I suspect that I’m in the same boat as most people who enjoy the Savoy Operas. W S Gilbert’s third collaboration with Arthur Sullivan is – its famous patter-song apart – unfamiliar and very rarely staged.
The enterprising Opera della Luna, which uses a small on-stage instrumental ensemble and dispenses with a chorus, has updated the action of The Sorcerer by a century in Jeff Clarke’s production; we’re in the 1970s, the era of flower power, hippydom and the pot-flavoured mantra of “make love not war”.
The spoken text has also been discreetly (and at times positively blatantly) revised. That leaves a problem over the lyrics with Gilbert’s typical complicated rhyme schemes. The score and single setting used are basically those of the 1884 revival rather than the 1877 original, but there is still a sense of the individual songs being situation- rather than character-driven. That doesn’t mean that it isn’t great fun, for it is.
Articulation is important in any Gilbert & Sullivan operetta, and this cast has crystal-clear enunciation, notably from Philip Cox as the vicar Dr Daly and Simon Butteriss as John Wellington Wells. The former is very good, especially in “Time was when love and I were well acquainted” and as he chivvies his rural flock with de haut en bas bonhomie. The tuned bells for the opening “Ring forth ye bells” works splendidly.
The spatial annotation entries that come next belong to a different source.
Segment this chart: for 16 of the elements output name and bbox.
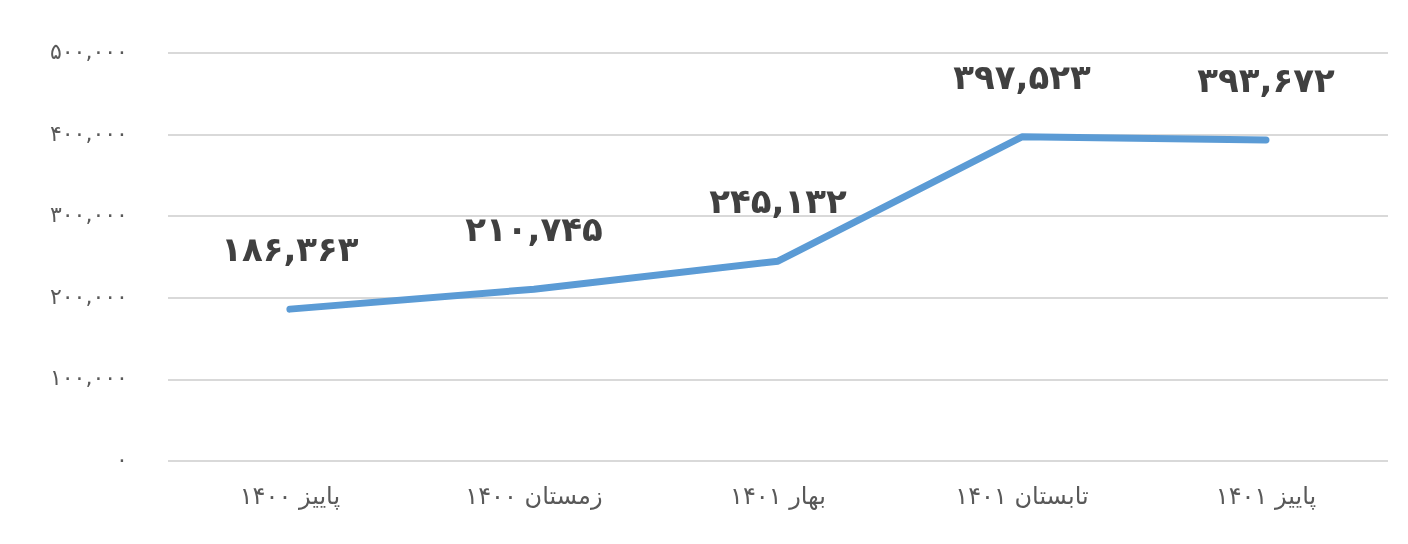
data-label: ۲۱۰,۷۴۵ xyxy=(465,209,603,250)
y-tick-label: ۰ xyxy=(116,446,128,472)
data-label: ۱۸۶,۳۶۳ xyxy=(221,228,359,269)
x-tick-label: پاییز ۱۴۰۰ xyxy=(239,481,341,510)
x-tick-label: زمستان ۱۴۰۰ xyxy=(465,481,603,510)
data-label: ۲۴۵,۱۳۲ xyxy=(709,181,847,221)
y-tick-label: ۵۰۰,۰۰۰ xyxy=(49,38,128,64)
x-tick-label: بهار ۱۴۰۱ xyxy=(730,481,826,510)
y-tick-label: ۲۰۰,۰۰۰ xyxy=(49,283,128,309)
y-tick-label: ۱۰۰,۰۰۰ xyxy=(49,365,128,391)
x-tick-label: پاییز ۱۴۰۱ xyxy=(1215,481,1317,510)
y-tick-label: ۳۰۰,۰۰۰ xyxy=(49,202,128,228)
x-tick-label: تابستان ۱۴۰۱ xyxy=(955,481,1089,510)
data-label: ۳۹۳,۶۷۲ xyxy=(1197,59,1335,100)
data-label: ۳۹۷,۵۲۳ xyxy=(953,56,1091,97)
y-tick-label: ۴۰۰,۰۰۰ xyxy=(49,120,128,146)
Butteriss manoeuvres effortlessly through “My name is John Wellington Wells’ and the “Now, shrivelled hags” incantation and re-appears for the finale as a sort of avatar of Updike’s Daryl Van Horne.
Young love is represented by Alexis and Aline, whose wedding contract is about to be signed in Graham Wynne’s vicarage garden marquee. Oliver White, surely one of the tallest tenors around, is a hippy beanpole in purple, well-matched by Emma Morwood’s droopy blonde. Morwood has a big soprano voice which copes effortlessly with “Happy young heart” and “Alexis, doubt me not” as well as the concerted numbers. White’s “For love alone” is also well sung and sets Alexis’ character for all that follows.
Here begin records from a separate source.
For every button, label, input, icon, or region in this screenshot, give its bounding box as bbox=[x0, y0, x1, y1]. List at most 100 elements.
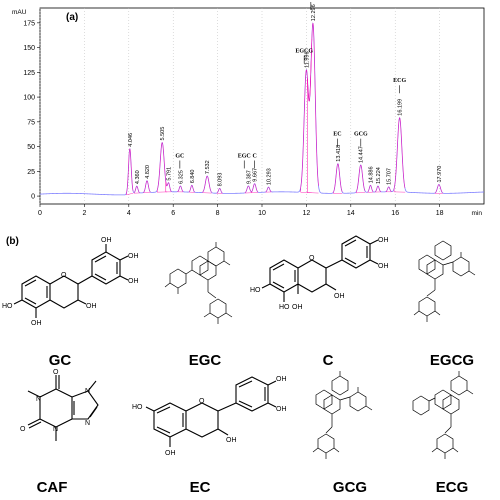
ec-ho-left: HO bbox=[132, 404, 143, 411]
peak-integration bbox=[374, 185, 381, 193]
x-tick-label: 18 bbox=[436, 210, 444, 217]
egc-structure-drawing bbox=[164, 242, 233, 324]
x-tick-label: 8 bbox=[216, 210, 220, 217]
panel-a-label: (a) bbox=[66, 12, 79, 23]
ec-structure-drawing: HO OH O OH OH OH bbox=[132, 376, 287, 457]
egc-label: EGC bbox=[188, 352, 222, 369]
y-tick-label: 175 bbox=[23, 20, 35, 27]
gc-o-ring: O bbox=[61, 272, 67, 279]
peak-rt-label: 9.387 bbox=[246, 170, 252, 184]
ec-label: EC bbox=[189, 479, 211, 496]
compound-annotation: GCG bbox=[354, 132, 368, 138]
c-oh-right2: OH bbox=[378, 263, 389, 270]
peak-integration bbox=[333, 163, 343, 194]
peak-integration bbox=[385, 186, 392, 192]
gc-oh-right2: OH bbox=[128, 278, 139, 285]
x-tick-label: 10 bbox=[258, 210, 266, 217]
ec-oh-right1: OH bbox=[276, 376, 287, 383]
peak-rt-label: 14.447 bbox=[359, 146, 365, 163]
gc-oh-bottom: OH bbox=[31, 320, 42, 327]
compound-annotation: CAF bbox=[305, 0, 318, 1]
y-tick-label: 75 bbox=[27, 119, 35, 126]
peak-rt-label: 7.532 bbox=[205, 160, 211, 174]
compound-annotation: EC bbox=[333, 132, 341, 138]
peak-integration bbox=[244, 185, 252, 194]
x-tick-label: 6 bbox=[171, 210, 175, 217]
caf-n1: N bbox=[36, 396, 41, 403]
peak-rt-label: 11.996 bbox=[304, 51, 310, 67]
peak-rt-label: 9.667 bbox=[253, 168, 259, 182]
peak-rt-label: 4.820 bbox=[145, 165, 151, 179]
peak-integration bbox=[202, 175, 212, 193]
peak-integration bbox=[126, 148, 134, 195]
x-tick-label: 0 bbox=[38, 210, 42, 217]
peak-integration bbox=[156, 142, 168, 193]
gc-oh-c3: OH bbox=[86, 303, 97, 310]
compound-annotation: C bbox=[253, 153, 257, 159]
chromatogram-panel: 0 2 4 6 8 10 12 14 16 18 0 25 50 75 100 125 150 175 mAU min… bbox=[0, 0, 500, 232]
gc-structure-drawing: HO OH O OH OH OH OH bbox=[2, 237, 139, 327]
gc-ho-left: HO bbox=[2, 303, 13, 310]
gc-oh-top: OH bbox=[101, 237, 112, 244]
x-tick-label: 14 bbox=[347, 210, 355, 217]
peak-rt-label: 13.418 bbox=[336, 145, 342, 162]
peak-integration bbox=[307, 22, 319, 193]
y-tick-label: 150 bbox=[23, 45, 35, 52]
peak-rt-label: 4.360 bbox=[135, 170, 141, 184]
peak-rt-label: 16.199 bbox=[398, 99, 404, 116]
c-ho-left: HO bbox=[250, 287, 261, 294]
peak-integration bbox=[265, 186, 272, 193]
peak-rt-label: 8.093 bbox=[218, 173, 224, 187]
c-oh-bottom: OH bbox=[292, 304, 303, 311]
peak-rt-label: 5.791 bbox=[167, 167, 173, 181]
c-o-ring: O bbox=[309, 255, 315, 262]
peak-rt-label: 14.886 bbox=[369, 166, 375, 183]
structures-panel: HO OH O OH OH OH OH GC bbox=[0, 232, 500, 500]
peak-integration bbox=[133, 185, 140, 194]
compound-annotation: GC bbox=[175, 153, 184, 159]
peak-integration bbox=[165, 181, 172, 192]
x-tick-label: 2 bbox=[82, 210, 86, 217]
peak-rt-label: 6.840 bbox=[190, 170, 196, 184]
plot-frame bbox=[39, 7, 485, 205]
peak-rt-label: 10.293 bbox=[267, 168, 273, 185]
ec-structure: HO OH O OH OH OH bbox=[130, 367, 300, 477]
ec-oh-c3: OH bbox=[226, 437, 237, 444]
y-tick-label: 25 bbox=[27, 169, 35, 176]
y-tick-label: 125 bbox=[23, 70, 35, 77]
ec-oh-bottom: OH bbox=[165, 450, 176, 457]
peak-integration bbox=[216, 188, 223, 194]
egcg-structure bbox=[405, 232, 500, 342]
egcg-structure-drawing bbox=[413, 240, 476, 322]
peak-rt-label: 6.325 bbox=[178, 170, 184, 184]
caf-n7: N bbox=[85, 388, 90, 395]
caf-o-left: O bbox=[20, 426, 26, 433]
x-axis-label: min bbox=[472, 210, 483, 217]
egc-structure bbox=[160, 232, 250, 342]
peak-baseline bbox=[126, 193, 134, 196]
caf-structure: O O N N N N bbox=[0, 367, 130, 477]
caf-structure-drawing: O O N N N N bbox=[20, 369, 99, 441]
chromatogram-trace bbox=[39, 22, 485, 196]
peak-rt-label: 15.707 bbox=[387, 168, 393, 185]
c-ho-bottom: HO bbox=[279, 304, 290, 311]
c-oh-c3: OH bbox=[334, 293, 345, 300]
peak-integration bbox=[367, 185, 374, 193]
caf-n3: N bbox=[53, 426, 58, 433]
ec-o-ring: O bbox=[199, 398, 205, 405]
peak-integration bbox=[251, 183, 259, 193]
peak-integration bbox=[177, 185, 184, 192]
compound-annotation: ECG bbox=[393, 78, 406, 84]
ecg-structure bbox=[405, 367, 500, 477]
peak-integration bbox=[188, 185, 195, 193]
gcg-structure bbox=[300, 367, 400, 477]
y-axis-label: mAU bbox=[12, 9, 27, 16]
c-oh-right1: OH bbox=[378, 237, 389, 244]
c-structure: HO HO OH O OH OH OH bbox=[250, 232, 400, 352]
caf-o-top: O bbox=[53, 369, 59, 376]
peak-integration bbox=[434, 184, 443, 194]
peak-integration bbox=[356, 164, 366, 193]
caf-label: CAF bbox=[36, 479, 68, 496]
peak-integration bbox=[143, 180, 151, 193]
gcg-label: GCG bbox=[332, 479, 368, 496]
Sylvia Clarke is an effective Lady Sangazure, fore-mother to future contralto roles depicting older women with frustrated longings. Rhona McKail is Constance, yearning hopelessly for the vicar’s love and then finding herself entangled with the grizzled notary in Act Two. Summer of love this may all be, but I’m not sure either the librettist or the composer would have tolerated quite so much lustful activity. Or perhaps the 1970s are now as lost in mythology as the Victorian era.